Présente à la 14ᵉ Rencontre annuelle du Partenariat de Ouagadougou (RAPO) à Lomé, Mme Ly Khady Ba, présidente du Comité des femmes de la Fédération sénégalaise des associations de personnes handicapées, dénonce l’exclusion persistante des femmes handicapées des politiques et programmes de planification familiale. Entre inaccessibilité des services, stigmatisation et absence des instances de décision, elle lance un appel fort pour une inclusion réelle et durable.
Pour Mme Ly Khady Ba, le constat est sans appel : les femmes handicapées restent les grandes oubliées des politiques et programmes de planification familiale au Sénégal. « Il y a un réel problème d’accès à la santé », souligne-t-elle, évoquant l’inadaptation des infrastructures sanitaires. Postes de santé inaccessibles, plateaux médicaux non inclusifs, tables de maternité et de consultation trop hautes : autant d’obstacles qui compromettent l’accès des femmes handicapées aux soins de santé sexuelle et reproductive. À cela s’ajoute le manque de formation du personnel de santé sur la prise en charge du handicap. «Les prestataires ne sont pas formés, ni sur le handicap ni sur les droits des femmes handicapées», déplore-t-elle. Les difficultés de communication, notamment pour les femmes sourdes ou aveugles, aggravent davantage leur marginalisation. Les supports d’information en planification familiale, souvent limités à des flyers classiques, ne sont pas disponibles en braille ou sous des formats accessibles.

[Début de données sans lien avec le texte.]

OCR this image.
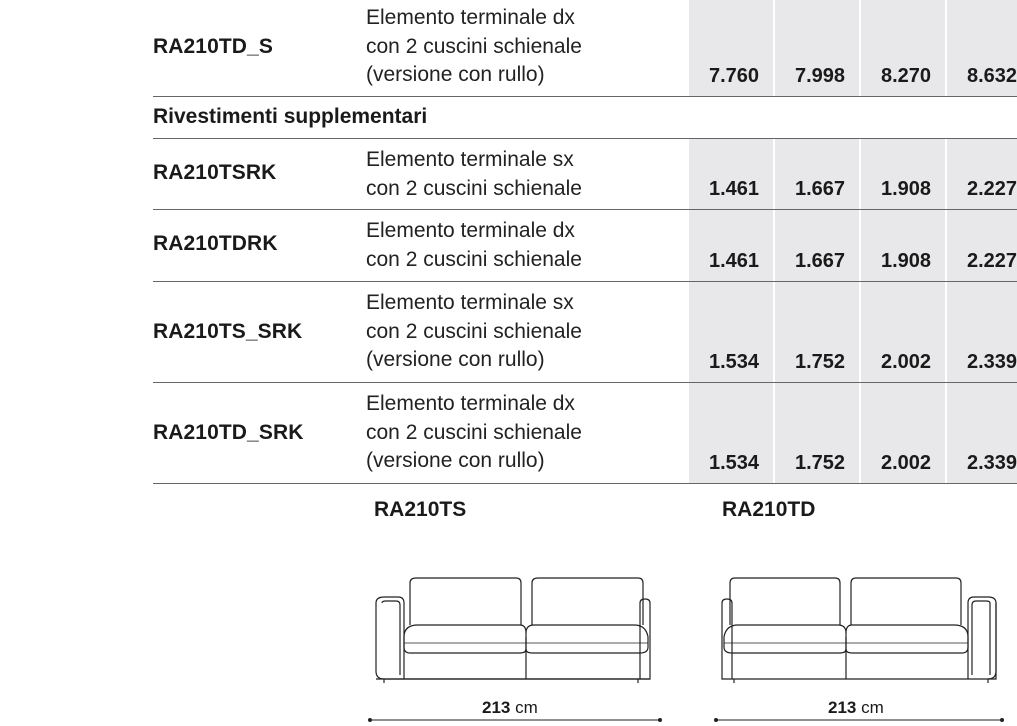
RA210TD_S
Elemento terminale dx
con 2 cuscini schienale
(versione con rullo)	7.760 7.998 8.270 8.632
Rivestimenti supplementari
RA210TSRK
Elemento terminale sx
con 2 cuscini schienale	1.461 1.667 1.908 2.227
RA210TDRK
Elemento terminale dx
con 2 cuscini schienale	1.461 1.667 1.908 2.227
RA210TS_SRK
Elemento terminale sx
con 2 cuscini schienale
(versione con rullo)	1.534 1.752 2.002 2.339
RA210TD_SRK
Elemento terminale dx
con 2 cuscini schienale
(versione con rullo)	1.534 1.752 2.002 2.339
RA210TS	RA210TD
213 cm	213 cm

Stigmatisation et préjugés dans les structures de santé
Au-delà des barrières physiques, Mme Ly Khady Ba pointe des attitudes discriminatoires persistantes au sein des structures sanitaires. « Lorsqu’une femme handicapée vient pour une consultation prénatale, on lui demande souvent : “Qui t’a enceintée ?” », raconte-t-elle, dénonçant des stéréotypes profondément ancrés qui nient aux femmes handicapées leur droit à la vie conjugale et à la maternité. Ces comportements, perçus comme une violence symbolique, traduisent un manque de sensibilisation du personnel de santé aux droits humains et aux droits spécifiques des personnes handicapées. « Monter une femme handicapée sur une table de consultation n’est pas une faveur, c’est un droit », insiste-t-elle.
Une représentation quasi inexistante à la RAPO
La question de l’inclusion se pose également au niveau des espaces de plaidoyer et de décision. À Lomé, seules deux personnes vivant avec un handicap faisaient partie de la délégation sénégalaise. Leur participation, précise Mme Ly Khady Ba, n’a été possible que grâce à l’appui de Humanity & Inclusion, en partenariat avec le WiLDAF et le Comité des femmes de la Fédération, à travers le projet La Voix des femmes. « Sans cet appui, aucune femme handicapée n’aurait participé à cette rencontre », regrette-t-elle. Pour elle, il est inconcevable de plaider pour les droits des femmes en excluant une partie d’entre elles. «Avant d’être handicapées, nous sommes d’abord des femmes. Personne ne peut parler à notre place », clame-t-elle, appelant à l’intégration des femmes handicapées, y compris au sein du comité consultatif de la RAPO.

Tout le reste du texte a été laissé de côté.